When Lack of Diversity Costs Talent


Can a lack of diversity cost a company its key talent?

That’s a question confronting many tech firms as they make very public attempts to diversify their staff. Among those companies is Twitter, which recently issued its diversity data for 2015.

According to an August blog posting on the matter, Twitter has a multi-pronged strategy for increasing diversity in coming years, including recruiting at colleges with underrepresented talent, adjusting its internal recruiting efforts, and partnering with organizations devoted to increasing diversity.

But for one Twitter engineer, those efforts haven’t been enough. “Leadership keeps citing the pipeline” of tech talent as a reason for the lack of diversity “when the data does not support it,” Leslie Miley, a manager and engineer at Twitter, wrote in a much-circulated Medium posting about his recent decision to leave the company. “They continue to churn out ethnic and racial minorities and women but still claim a commitment to diversity.”

Twitter’s reliance on certain schools and workplaces for sourcing talent, he added, made it possible for “a type of group think to dominate,” with “very little diversity in thought and almost no diversity in action.”

All that being said, Miley expressed hope that once-and-future Twitter CEO Jack Dorsey will figure out a way to further diversify the company’s internal makeup.

Despite much public handwringing over the diversity numbers at tech companies, data suggests that tech’s leadership remains overwhelmingly white and male, although the demographics shift a bit once you include all employees.
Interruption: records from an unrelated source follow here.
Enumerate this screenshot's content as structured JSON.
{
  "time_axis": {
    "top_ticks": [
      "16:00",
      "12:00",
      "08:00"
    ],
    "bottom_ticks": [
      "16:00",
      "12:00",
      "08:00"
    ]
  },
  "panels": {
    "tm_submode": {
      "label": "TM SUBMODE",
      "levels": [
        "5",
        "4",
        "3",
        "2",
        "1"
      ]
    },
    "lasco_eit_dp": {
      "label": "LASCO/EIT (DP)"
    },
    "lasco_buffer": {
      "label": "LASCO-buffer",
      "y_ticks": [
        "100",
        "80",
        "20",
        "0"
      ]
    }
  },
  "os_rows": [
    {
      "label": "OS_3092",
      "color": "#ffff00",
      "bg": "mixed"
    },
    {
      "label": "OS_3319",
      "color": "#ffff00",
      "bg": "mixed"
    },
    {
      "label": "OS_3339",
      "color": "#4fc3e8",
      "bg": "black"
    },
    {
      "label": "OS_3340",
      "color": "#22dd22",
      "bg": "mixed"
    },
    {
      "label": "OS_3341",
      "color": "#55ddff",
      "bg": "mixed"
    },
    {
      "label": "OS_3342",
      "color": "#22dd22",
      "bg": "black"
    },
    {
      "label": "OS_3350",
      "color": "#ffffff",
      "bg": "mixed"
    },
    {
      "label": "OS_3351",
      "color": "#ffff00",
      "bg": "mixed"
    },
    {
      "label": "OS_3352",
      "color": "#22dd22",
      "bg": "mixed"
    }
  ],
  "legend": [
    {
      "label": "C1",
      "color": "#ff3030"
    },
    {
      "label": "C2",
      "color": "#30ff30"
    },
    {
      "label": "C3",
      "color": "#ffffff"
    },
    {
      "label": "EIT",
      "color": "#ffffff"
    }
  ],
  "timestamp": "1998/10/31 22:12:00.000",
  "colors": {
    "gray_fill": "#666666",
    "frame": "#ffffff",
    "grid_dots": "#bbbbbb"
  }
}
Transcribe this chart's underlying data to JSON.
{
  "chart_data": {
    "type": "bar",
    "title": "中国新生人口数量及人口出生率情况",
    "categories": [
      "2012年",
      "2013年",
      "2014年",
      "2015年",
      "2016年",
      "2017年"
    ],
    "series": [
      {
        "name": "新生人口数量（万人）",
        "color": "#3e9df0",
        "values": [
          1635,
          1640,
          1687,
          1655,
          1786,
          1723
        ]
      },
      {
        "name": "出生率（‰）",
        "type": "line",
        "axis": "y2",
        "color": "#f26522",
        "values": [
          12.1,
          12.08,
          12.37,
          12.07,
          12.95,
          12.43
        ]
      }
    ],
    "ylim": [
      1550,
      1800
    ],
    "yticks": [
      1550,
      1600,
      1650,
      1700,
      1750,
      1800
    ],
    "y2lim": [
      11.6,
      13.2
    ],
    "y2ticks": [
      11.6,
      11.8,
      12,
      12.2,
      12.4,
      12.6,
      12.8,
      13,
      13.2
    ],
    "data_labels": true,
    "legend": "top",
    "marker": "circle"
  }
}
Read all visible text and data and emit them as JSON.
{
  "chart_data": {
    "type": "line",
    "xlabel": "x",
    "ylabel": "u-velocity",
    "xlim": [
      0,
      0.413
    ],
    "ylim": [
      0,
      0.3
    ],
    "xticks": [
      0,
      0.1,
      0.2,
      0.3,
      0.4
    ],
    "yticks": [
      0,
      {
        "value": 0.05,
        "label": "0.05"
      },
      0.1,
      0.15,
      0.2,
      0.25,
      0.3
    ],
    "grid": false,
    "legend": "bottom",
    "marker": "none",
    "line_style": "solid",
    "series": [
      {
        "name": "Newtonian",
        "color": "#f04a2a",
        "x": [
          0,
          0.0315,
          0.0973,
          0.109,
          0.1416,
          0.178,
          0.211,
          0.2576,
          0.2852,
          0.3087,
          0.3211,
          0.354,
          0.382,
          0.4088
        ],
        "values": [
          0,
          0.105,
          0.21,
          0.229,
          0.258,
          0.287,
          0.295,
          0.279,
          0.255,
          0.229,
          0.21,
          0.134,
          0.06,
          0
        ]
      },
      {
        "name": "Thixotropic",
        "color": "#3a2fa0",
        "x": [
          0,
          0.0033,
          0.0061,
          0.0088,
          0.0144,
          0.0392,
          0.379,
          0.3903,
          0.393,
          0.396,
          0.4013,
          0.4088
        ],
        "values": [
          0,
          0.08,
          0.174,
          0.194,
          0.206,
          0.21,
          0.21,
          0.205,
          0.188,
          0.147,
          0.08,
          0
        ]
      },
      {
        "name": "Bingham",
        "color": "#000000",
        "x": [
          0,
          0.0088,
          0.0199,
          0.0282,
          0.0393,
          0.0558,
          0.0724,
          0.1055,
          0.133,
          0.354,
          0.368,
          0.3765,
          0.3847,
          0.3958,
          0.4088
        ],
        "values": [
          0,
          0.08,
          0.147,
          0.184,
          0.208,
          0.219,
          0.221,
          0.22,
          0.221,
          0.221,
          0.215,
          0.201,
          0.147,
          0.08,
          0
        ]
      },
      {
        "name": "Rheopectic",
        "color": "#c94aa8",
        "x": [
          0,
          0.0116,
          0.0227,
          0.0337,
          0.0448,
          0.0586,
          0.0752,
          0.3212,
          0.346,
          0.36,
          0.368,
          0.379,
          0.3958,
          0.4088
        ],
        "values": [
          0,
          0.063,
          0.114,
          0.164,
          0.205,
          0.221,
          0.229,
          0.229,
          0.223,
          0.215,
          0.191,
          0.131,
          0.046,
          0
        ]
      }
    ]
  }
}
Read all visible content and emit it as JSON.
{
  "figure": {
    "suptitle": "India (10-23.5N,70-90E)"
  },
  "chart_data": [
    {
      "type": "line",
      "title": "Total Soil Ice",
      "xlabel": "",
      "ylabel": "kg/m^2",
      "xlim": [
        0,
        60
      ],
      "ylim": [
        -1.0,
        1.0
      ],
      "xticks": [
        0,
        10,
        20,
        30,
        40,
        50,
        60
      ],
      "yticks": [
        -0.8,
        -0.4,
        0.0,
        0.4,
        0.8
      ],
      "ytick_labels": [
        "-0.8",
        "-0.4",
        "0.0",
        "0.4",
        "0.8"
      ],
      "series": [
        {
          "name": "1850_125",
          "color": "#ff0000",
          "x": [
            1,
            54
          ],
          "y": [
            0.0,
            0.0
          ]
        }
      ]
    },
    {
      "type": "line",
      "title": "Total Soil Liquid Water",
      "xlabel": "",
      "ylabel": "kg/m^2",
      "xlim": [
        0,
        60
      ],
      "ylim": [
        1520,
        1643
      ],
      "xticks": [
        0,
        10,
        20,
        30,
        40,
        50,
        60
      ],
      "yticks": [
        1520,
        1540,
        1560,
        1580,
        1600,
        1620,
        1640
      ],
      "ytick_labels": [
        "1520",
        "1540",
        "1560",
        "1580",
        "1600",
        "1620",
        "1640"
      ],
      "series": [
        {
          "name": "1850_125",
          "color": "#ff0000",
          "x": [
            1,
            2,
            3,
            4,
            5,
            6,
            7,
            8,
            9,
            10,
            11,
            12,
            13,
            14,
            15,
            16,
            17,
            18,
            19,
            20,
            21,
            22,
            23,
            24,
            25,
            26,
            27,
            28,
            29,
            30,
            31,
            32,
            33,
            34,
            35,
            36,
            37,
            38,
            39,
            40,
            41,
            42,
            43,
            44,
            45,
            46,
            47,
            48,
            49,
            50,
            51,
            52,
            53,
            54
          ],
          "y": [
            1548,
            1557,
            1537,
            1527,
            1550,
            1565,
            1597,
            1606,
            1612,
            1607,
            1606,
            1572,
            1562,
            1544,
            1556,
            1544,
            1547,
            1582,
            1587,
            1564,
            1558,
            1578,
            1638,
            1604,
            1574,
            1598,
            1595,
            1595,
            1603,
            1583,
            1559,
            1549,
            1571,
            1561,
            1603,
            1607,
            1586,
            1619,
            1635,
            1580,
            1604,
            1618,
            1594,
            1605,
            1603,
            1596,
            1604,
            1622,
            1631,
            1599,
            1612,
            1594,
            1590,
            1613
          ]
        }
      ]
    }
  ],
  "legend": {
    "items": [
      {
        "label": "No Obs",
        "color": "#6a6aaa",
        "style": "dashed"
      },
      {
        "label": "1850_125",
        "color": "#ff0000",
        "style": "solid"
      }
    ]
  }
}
It seems that tech firms have good reason to be concerned over the percentages; as Miley demonstrated, employee perceptions of a lack of diversity can lead to key employees leaving the company, which in turn can cause strategic issues.

3 Responses to “When Lack of Diversity Costs Talent”

  1. “Diversity” is meaningless political/marketing fol de rol.

    It is pushed by those who are full of self-hate, ethno-masochists to be exact. It’s inviting people from cultures almost totally incompatible with the host culture. Nothing good will result.

    How about hiring people who are qualified, instead of those with differing hues of pigmentation, much less, very different cultural/religion and political views?

  2. Uncle Alby

    Diversity adds to an organization’s culture.

    Unfortunately, it does nothing for the bottom line.

    Companies need to hire for skills, not skin color or birthplace. If you can do the job and you’re lily-white or if you’re chocolate-brown fine.

    If you discriminate based either on diversity or lack thereof, you are going to turn away talent. It doesn’t matter whether you’re trying to get everybody the same color, or trying to get one of everything, like a box of crayons. You need to hire based on talent, and let the chips fall where they may.

  3. @Uncle Alby: you might find this one an interesting read: http://www.pnas.org/content/101/46/16385.full

    When you actually do research on it, you find that diversity, in fact, does increase the bottom line by a significant amount because diversity of gender, race, thought and background tends to lead to more, better ideas and decisions, whereas similarity typically leads to everyone having similar thought processes.